O Coordenador do Grupo de Atuação Especial da Segurança Pública (Gaesp) do Ministério Público de Rondônia (MPRO), Promotor de Justiça Pablo Hernandez Viscardi, reuniu-se com o conselheiro-substituto Francisco Júnior Ferreira da Silva, do Tribunal de Contas do Estado de Rondônia (TCE-RO), nesta segunda-feira (2/3), em Porto Velho. O encontro tratou do déficit de servidores nas forças de segurança do Estado, das limitações no orçamento e da necessidade de planejar a recomposição do efetivo.
Déficit nas forças de segurança
Durante a reunião, foram analisadas as dificuldades enfrentadas pelas Polícias Civil, Militar, Penal e Técnico-Científica (Politec) de Rondônia.
O déficit de pessoal significa que há menos servidores do que o necessário para atender a população. Isso pode gerar sobrecarga de trabalho e demora nos atendimentos.
Os participantes discutiram formas de recompor o quadro de servidores de modo gradual. A proposta é fazer isso com planejamento, para que o Estado possa organizar os gastos e evitar desequilíbrio nas contas públicas.
Concurso e formação
No caso da Polícia Civil, foi debatida a realização da academia de formação. Esse espaço é onde os novos policiais recebem treinamento antes de iniciar o trabalho nas delegacias.

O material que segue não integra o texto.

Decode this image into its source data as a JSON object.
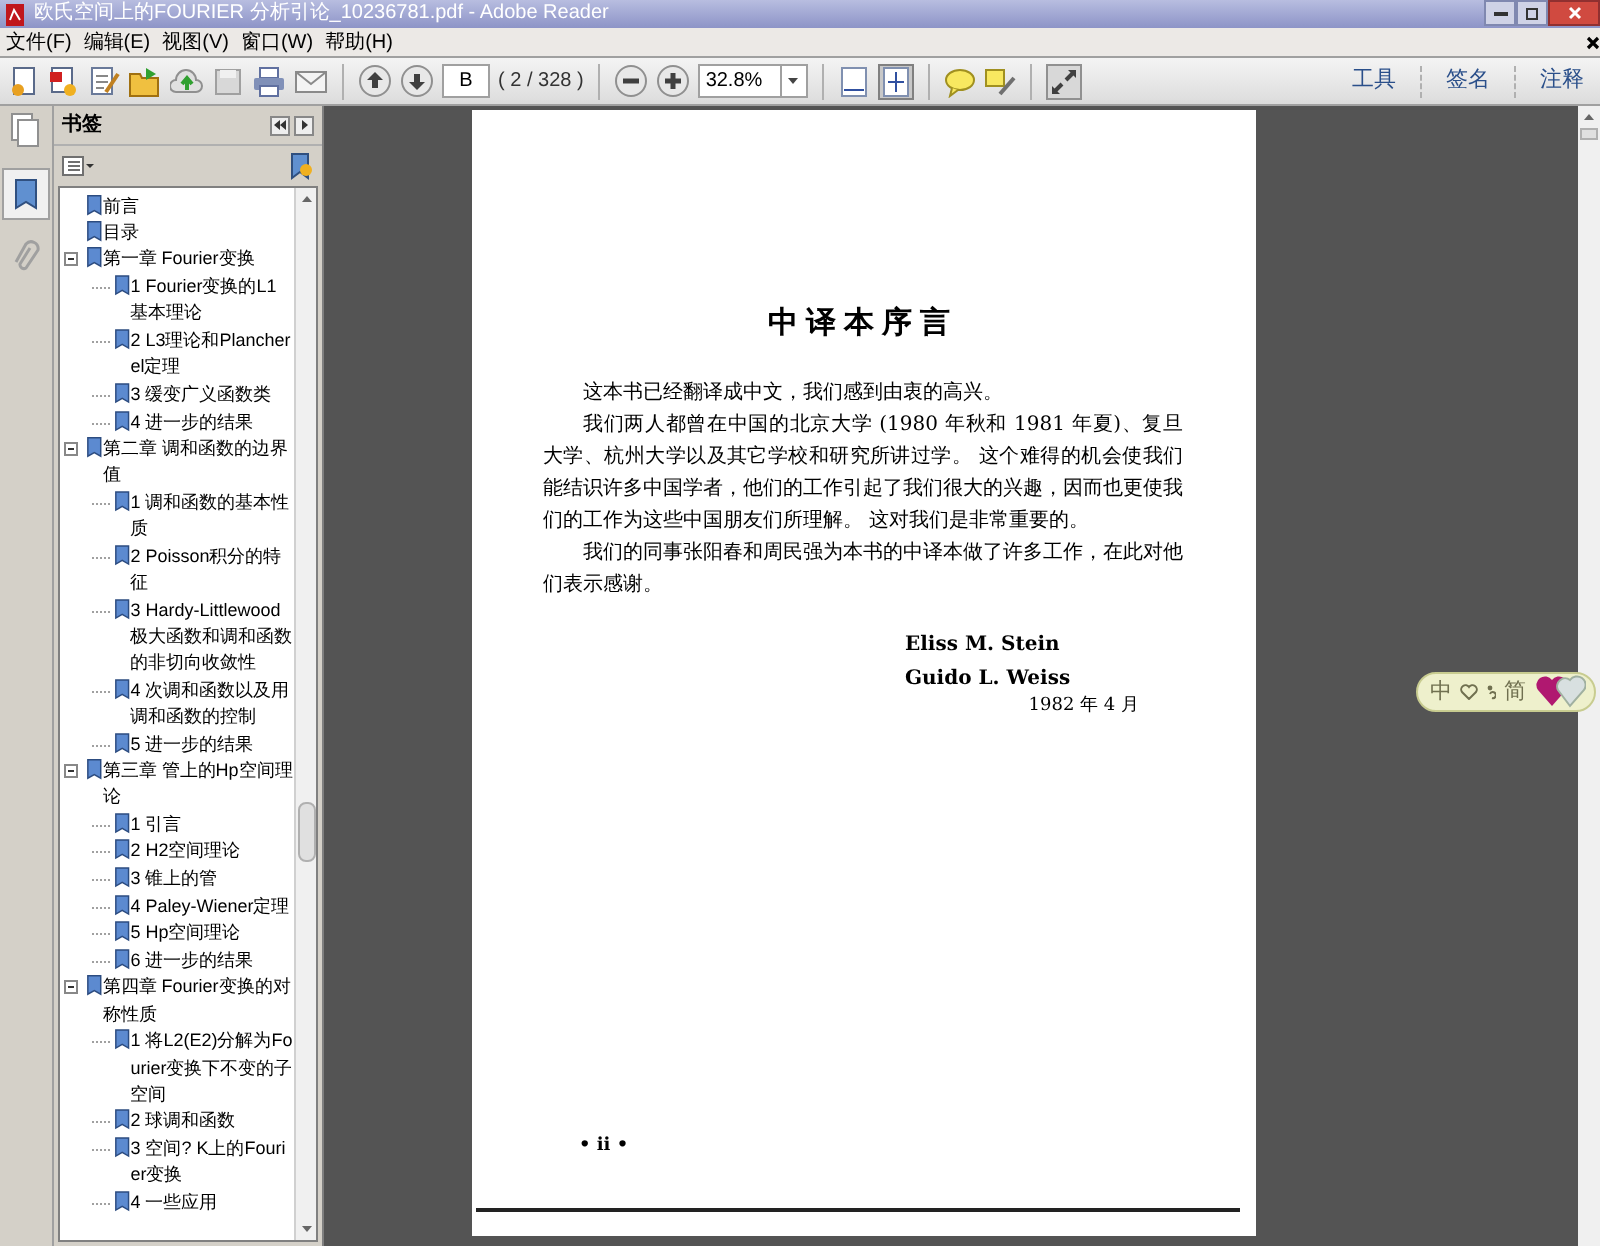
{
  "window": {
    "title": "欧氏空间上的FOURIER 分析引论_10236781.pdf - Adobe Reader"
  },
  "menu": [
    "文件(F)",
    "编辑(E)",
    "视图(V)",
    "窗口(W)",
    "帮助(H)"
  ],
  "toolbar": {
    "page_field": {
      "value": "B"
    },
    "page_count": "( 2 / 328 )",
    "zoom_field": {
      "value": "32.8%"
    },
    "links": [
      "工具",
      "签名",
      "注释"
    ]
  },
  "bookmarks_panel": {
    "title": "书签",
    "items": [
      {
        "label": "前言"
      },
      {
        "label": "目录"
      },
      {
        "label": "第一章 Fourier变换",
        "expanded": true,
        "children": [
          {
            "label": "1 Fourier变换的L1基本理论"
          },
          {
            "label": "2 L3理论和Plancherel定理"
          },
          {
            "label": "3 缓变广义函数类"
          },
          {
            "label": "4 进一步的结果"
          }
        ]
      },
      {
        "label": "第二章 调和函数的边界值",
        "expanded": true,
        "children": [
          {
            "label": "1 调和函数的基本性质"
          },
          {
            "label": "2 Poisson积分的特征"
          },
          {
            "label": "3 Hardy-Littlewood极大函数和调和函数的非切向收敛性"
          },
          {
            "label": "4 次调和函数以及用调和函数的控制"
          },
          {
            "label": "5 进一步的结果"
          }
        ]
      },
      {
        "label": "第三章 管上的Hp空间理论",
        "expanded": true,
        "children": [
          {
            "label": "1 引言"
          },
          {
            "label": "2 H2空间理论"
          },
          {
            "label": "3 锥上的管"
          },
          {
            "label": "4 Paley-Wiener定理"
          },
          {
            "label": "5 Hp空间理论"
          },
          {
            "label": "6 进一步的结果"
          }
        ]
      },
      {
        "label": "第四章 Fourier变换的对称性质",
        "expanded": true,
        "children": [
          {
            "label": "1 将L2(E2)分解为Fourier变换下不变的子空间"
          },
          {
            "label": "2 球调和函数"
          },
          {
            "label": "3 空间? K上的Fourier变换"
          },
          {
            "label": "4 一些应用"
          }
        ]
      }
    ]
  },
  "page": {
    "heading": "中译本序言",
    "paragraphs": [
      "这本书已经翻译成中文，我们感到由衷的高兴。",
      "我们两人都曾在中国的北京大学 (1980 年秋和 1981 年夏)、复旦大学、杭州大学以及其它学校和研究所讲过学。 这个难得的机会使我们能结识许多中国学者，他们的工作引起了我们很大的兴趣，因而也更使我们的工作为这些中国朋友们所理解。 这对我们是非常重要的。",
      "我们的同事张阳春和周民强为本书的中译本做了许多工作，在此对他们表示感谢。"
    ],
    "signatures": [
      "Eliss M. Stein",
      "Guido L. Weiss"
    ],
    "date": "1982 年 4 月",
    "page_number": "• ii •"
  },
  "ime_bar": {
    "left_label": "中",
    "right_label": "简"
  }
}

Também foi tratado o aproveitamento de concurso público ainda vigente, haja vista que o certame ainda se encontra dentro do prazo legal para que o Estado possa convocar novos servidores.
Sistema penitenciário
A reunião abordou ainda a situação da Secretaria de Estado da Justiça de Rondônia (Sejus). Foram discutidos o planejamento de um novo concurso e a necessidade de ajustar o modelo de gestão de pessoal à realidade do sistema prisional.
Próximos encaminhamentos
Como encaminhamento, foi definida a continuidade do diálogo institucional. Está prevista nova reunião com a relatoria responsável pela Secretaria de Estado da Segurança, Defesa e Cidadania de Rondônia (Sesdec).
O objetivo é aprofundar a análise dos principais problemas e discutir soluções estruturais. Entre as possibilidades está a inclusão das medidas no Plano Plurianual (PPA), que é o documento que organiza as prioridades e os investimentos do governo para um período de quatro anos.